As previously mentioned, there were tons of ridiculously bad kung  fu films that played on TV,  but Master of the Flying Guillotine is one of the few good movies you’d catch. After seeing it once, you’d look forward to it airing again, or it would be a great surprise when you’d stumble onto it channel surfing.

The film stars, and was written and directed by Jimmy Wang Yu, a legendary cult figure in the world of Asian cinema. The flying guillotine was one of the craziest weapons in martial arts history. Some have compared it to a hat on a leash, with a buzzsaw blade around the inside edges. You hurl it through the air, and it lands on your enemy’s shoulders. Once the leash is yanked, your enemy’s head is ripped off.

 

Guillotine was restored and re-released to theaters for a brief run, and I regret not catching it on the big screen. Several reviewers have complained that even restored the print is still not in great shape, like many movies that played the grind houses over and over, but as the site Combustible Celluloid writes, “After the first five minutes, you won’t mind the print quality. You’ll feel blessed that you’ve had an opportunity to see this unbelievable film.”

 

They also liked the film’s incredible soundtrack (which at times has a pre-modern metal / industrial feel) as well as the fight noises. “The sound effects alone make this film a must-see,” writer Jeffrey M. Anderson continues. “When a fighter connects with his target the screen rings out with ‘biff,’ ‘pow’ and ‘bam’ noises that will make you feel 10 years old again. If you don’t walk out of the theater kung fu-ing your pals and making slamming, oof-ing sounds with your mouth, you should immediately demand your money back.”

 

Not to mention the impressive fight scenes. “Wang Yu mostly follows the Fred Astaire rule,” Anderson concludes. “Show the head and feet in the same shot, and hold the shot for as long as possible without cutting. This way we can see the poetry of the fight, and we know that the fighters are actually fighting. Most American action directors continue to blatantly ignore these rules, and Master of the Flying Guillotine not only shows them up, but also proves how behind the times they are.”

 

If you like your kung-fu violent and bloody, Shogun Assassin’s for you. In fact, Shogun Assassin is probably one of the most violent Asian films I’ve seen along with Sonny Chiba’s The Street Fighter, which his a great low budget chop socky classic also worth checking out.

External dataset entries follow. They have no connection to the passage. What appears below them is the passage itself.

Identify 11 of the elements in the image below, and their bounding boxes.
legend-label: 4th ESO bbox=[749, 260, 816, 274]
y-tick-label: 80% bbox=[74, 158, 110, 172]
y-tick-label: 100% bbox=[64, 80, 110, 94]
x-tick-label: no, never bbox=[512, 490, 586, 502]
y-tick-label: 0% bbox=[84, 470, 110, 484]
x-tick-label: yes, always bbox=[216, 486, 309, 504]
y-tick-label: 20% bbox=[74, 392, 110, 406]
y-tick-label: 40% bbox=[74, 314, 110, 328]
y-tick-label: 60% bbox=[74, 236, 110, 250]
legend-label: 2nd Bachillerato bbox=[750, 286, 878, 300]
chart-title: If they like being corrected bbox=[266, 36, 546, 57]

As I’m sure you’ve noticed, even if you’ve only seen a few of them, martial arts movies usually aren’t that big on plot, it’s just a thin string to hold the fight sequences together. Shogun Assassin has a classic kung-fu framework of a traveling assassin wandering from place to place, killing for a price. With him is his young son in a baby cart, which also has a built in, pop out blade the child activates in one scene when he’s being attacked.

 

Before doing a little research, I didn’t realize that Shogun Assassin was based on a comic by Kazuo Koike and Goseki Kojima. The comic, Lone Wolf and Cub, appeared every week in Manga Action magazine, and was compiled into a number of paperback books. “The saga of Lone Wolf and Cub is one of the most influential stories to ever come out of Japan,” wrote Brian Thomas for mania.com. Thomas also pointed out that the fight scenes in the film were adapted directly from the comics.

 

There were a series of successful Lone Wolf and Cub films in Japan. Roger Corman’s New World Pictures bought the rights to several of the films, then writer / director Robert Houston combined ten minutes from the first Lone Wolf movie, and 75 minutes from the second one, and turned them into Shogun Assassin. Houston also wrote a whole new script for the story, and added a clever twist of adding a voice over narration from the child’s point of view (also providing her voice talents for Shogun was then-unknown comedienne Sandra Bernhard).

 

In their review of the Shogun DVD, the website kfccinema.com wrote that it “stands out as a movie in its own right” from the acclaimed Lone Wolf and Cub series, “but also as a film which played an important role in carrying Asian cinema from its home territories to the global audience it reaches today.”